If you’re looking for summer reading that’s fun and meaningful, and includes Russian and American settings, I nominate Anya Ulinich’s beautifully written debut novel, Petropolis.
Petropolis describes the young life of Sasha Goldberg who is, sort of, black, Jewish, and Siberian. She hails from the unprepossessing Russian town of Asbestos 2, where she enjoys art school and the company of a (slightly) older guy who lives in a giant pipe. Sasha’s mother is overbearing; Sasha’s father disappears.
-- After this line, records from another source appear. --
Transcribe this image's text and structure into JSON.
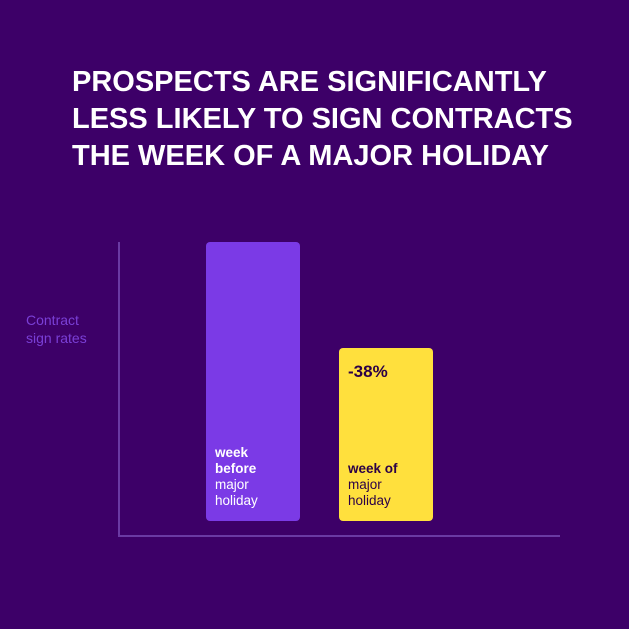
{
  "chart_data": {
    "type": "bar",
    "title_lines": [
      "PROSPECTS ARE SIGNIFICANTLY",
      "LESS LIKELY TO SIGN CONTRACTS",
      "THE WEEK OF A MAJOR HOLIDAY"
    ],
    "ylabel": "Contract sign rates",
    "categories": [
      {
        "bold": [
          "week",
          "before"
        ],
        "normal": [
          "major",
          "holiday"
        ]
      },
      {
        "bold": [
          "week of"
        ],
        "normal": [
          "major",
          "holiday"
        ]
      }
    ],
    "values": [
      100,
      62
    ],
    "data_labels": [
      "",
      "-38%"
    ],
    "ylim": [
      0,
      100
    ],
    "colors": [
      "#7b3ae6",
      "#ffe03d"
    ],
    "label_colors": [
      "#ffffff",
      "#2b0047"
    ]
  }
}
Ulinich’s descriptions of Asbestos 2 brought me back to the late Soviet era through details like propaganda slogans on buildings and song lyrics.
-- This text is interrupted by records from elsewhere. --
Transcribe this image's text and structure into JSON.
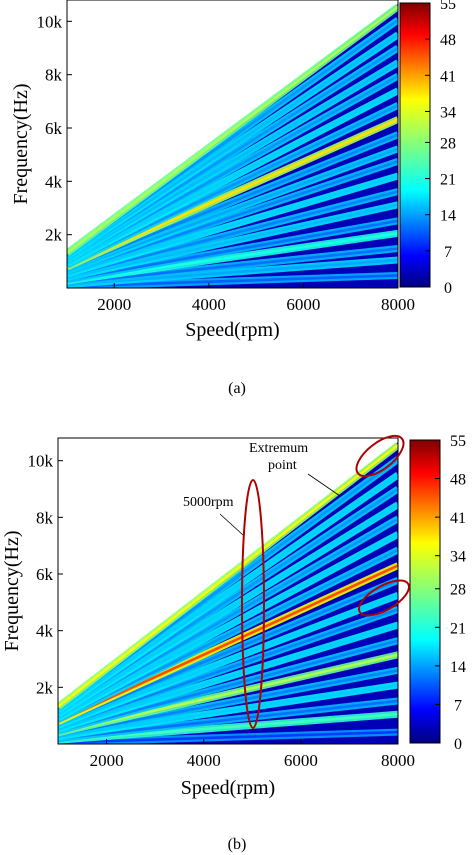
{
  "chart_data": [
    {
      "type": "heatmap",
      "subtype": "campbell-order-spectrum",
      "panel_label": "(a)",
      "xlabel": "Speed(rpm)",
      "ylabel": "Frequency(Hz)",
      "xlim": [
        1000,
        8000
      ],
      "ylim": [
        0,
        10800
      ],
      "x_ticks": [
        2000,
        4000,
        6000,
        8000
      ],
      "y_ticks": [
        {
          "value": 2000,
          "label": "2k"
        },
        {
          "value": 4000,
          "label": "4k"
        },
        {
          "value": 6000,
          "label": "6k"
        },
        {
          "value": 8000,
          "label": "8k"
        },
        {
          "value": 10000,
          "label": "10k"
        }
      ],
      "colorbar": {
        "min": 0,
        "max": 55,
        "ticks": [
          0,
          7,
          14,
          21,
          28,
          34,
          41,
          48,
          55
        ],
        "colormap": "jet"
      },
      "orders": [
        {
          "freq_at_8000": 470,
          "intensity": 12
        },
        {
          "freq_at_8000": 1050,
          "intensity": 16
        },
        {
          "freq_at_8000": 1480,
          "intensity": 13
        },
        {
          "freq_at_8000": 2050,
          "intensity": 22
        },
        {
          "freq_at_8000": 2520,
          "intensity": 13
        },
        {
          "freq_at_8000": 3120,
          "intensity": 17
        },
        {
          "freq_at_8000": 3620,
          "intensity": 14
        },
        {
          "freq_at_8000": 4200,
          "intensity": 18
        },
        {
          "freq_at_8000": 4750,
          "intensity": 14
        },
        {
          "freq_at_8000": 5220,
          "intensity": 16
        },
        {
          "freq_at_8000": 5750,
          "intensity": 14
        },
        {
          "freq_at_8000": 6320,
          "intensity": 36
        },
        {
          "freq_at_8000": 6850,
          "intensity": 15
        },
        {
          "freq_at_8000": 7400,
          "intensity": 18
        },
        {
          "freq_at_8000": 7950,
          "intensity": 15
        },
        {
          "freq_at_8000": 8450,
          "intensity": 17
        },
        {
          "freq_at_8000": 9000,
          "intensity": 15
        },
        {
          "freq_at_8000": 9500,
          "intensity": 17
        },
        {
          "freq_at_8000": 10050,
          "intensity": 15
        },
        {
          "freq_at_8000": 10550,
          "intensity": 30
        }
      ],
      "annotations": []
    },
    {
      "type": "heatmap",
      "subtype": "campbell-order-spectrum",
      "panel_label": "(b)",
      "xlabel": "Speed(rpm)",
      "ylabel": "Frequency(Hz)",
      "xlim": [
        1000,
        8000
      ],
      "ylim": [
        0,
        10800
      ],
      "x_ticks": [
        2000,
        4000,
        6000,
        8000
      ],
      "y_ticks": [
        {
          "value": 2000,
          "label": "2k"
        },
        {
          "value": 4000,
          "label": "4k"
        },
        {
          "value": 6000,
          "label": "6k"
        },
        {
          "value": 8000,
          "label": "8k"
        },
        {
          "value": 10000,
          "label": "10k"
        }
      ],
      "colorbar": {
        "min": 0,
        "max": 55,
        "ticks": [
          0,
          7,
          14,
          21,
          28,
          34,
          41,
          48,
          55
        ],
        "colormap": "jet"
      },
      "orders": [
        {
          "freq_at_8000": 420,
          "intensity": 10
        },
        {
          "freq_at_8000": 1050,
          "intensity": 24
        },
        {
          "freq_at_8000": 1520,
          "intensity": 13
        },
        {
          "freq_at_8000": 2080,
          "intensity": 18
        },
        {
          "freq_at_8000": 2600,
          "intensity": 14
        },
        {
          "freq_at_8000": 3150,
          "intensity": 30
        },
        {
          "freq_at_8000": 3650,
          "intensity": 14
        },
        {
          "freq_at_8000": 4200,
          "intensity": 18
        },
        {
          "freq_at_8000": 4750,
          "intensity": 14
        },
        {
          "freq_at_8000": 5250,
          "intensity": 18
        },
        {
          "freq_at_8000": 5780,
          "intensity": 14
        },
        {
          "freq_at_8000": 6300,
          "intensity": 44
        },
        {
          "freq_at_8000": 6850,
          "intensity": 15
        },
        {
          "freq_at_8000": 7400,
          "intensity": 18
        },
        {
          "freq_at_8000": 7950,
          "intensity": 15
        },
        {
          "freq_at_8000": 8450,
          "intensity": 18
        },
        {
          "freq_at_8000": 9000,
          "intensity": 15
        },
        {
          "freq_at_8000": 9500,
          "intensity": 18
        },
        {
          "freq_at_8000": 10050,
          "intensity": 15
        },
        {
          "freq_at_8000": 10550,
          "intensity": 34
        }
      ],
      "annotations": [
        {
          "text": "5000rpm",
          "target": "vertical ellipse at 5000 rpm"
        },
        {
          "text": "Extremum point",
          "lines": [
            "Extremum",
            "point"
          ],
          "target": "ellipse at 8000 rpm, ~10.5k Hz"
        }
      ]
    }
  ]
}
Ulinich moves Petropolis far beyond the borders of Asbestos 2, to points American, when Sasha looks for a new life that will take her away from a pile of old problems. Petropolis includes elements of road and coming-of-age novels: Ulinich’s writing is strongest in the first and last legs of the Petropolis journey, but the middle also presents memorable characters and situations.What’s most wonderful about Petropolis is that Ulinich somehow manages to create characters that are touching and quirky but not typecast and cloying. Best of all, I’m a sucker for unpredictable and unsappy happy endings, so I loved how she wrapped things up.
The title of the book references a poem (in old Russian orthography, in English) by Osip Mandel’shtam. Many thanks to Kevin Kinsella, a translator of Mandel’shtam, whose multiple mentions of Petropolis in his blog, Languor Management, kicked me into finally taking the book off the library shelf. You may enjoy his interview of Ulinich: it includes historical and personal insights into Petropolis.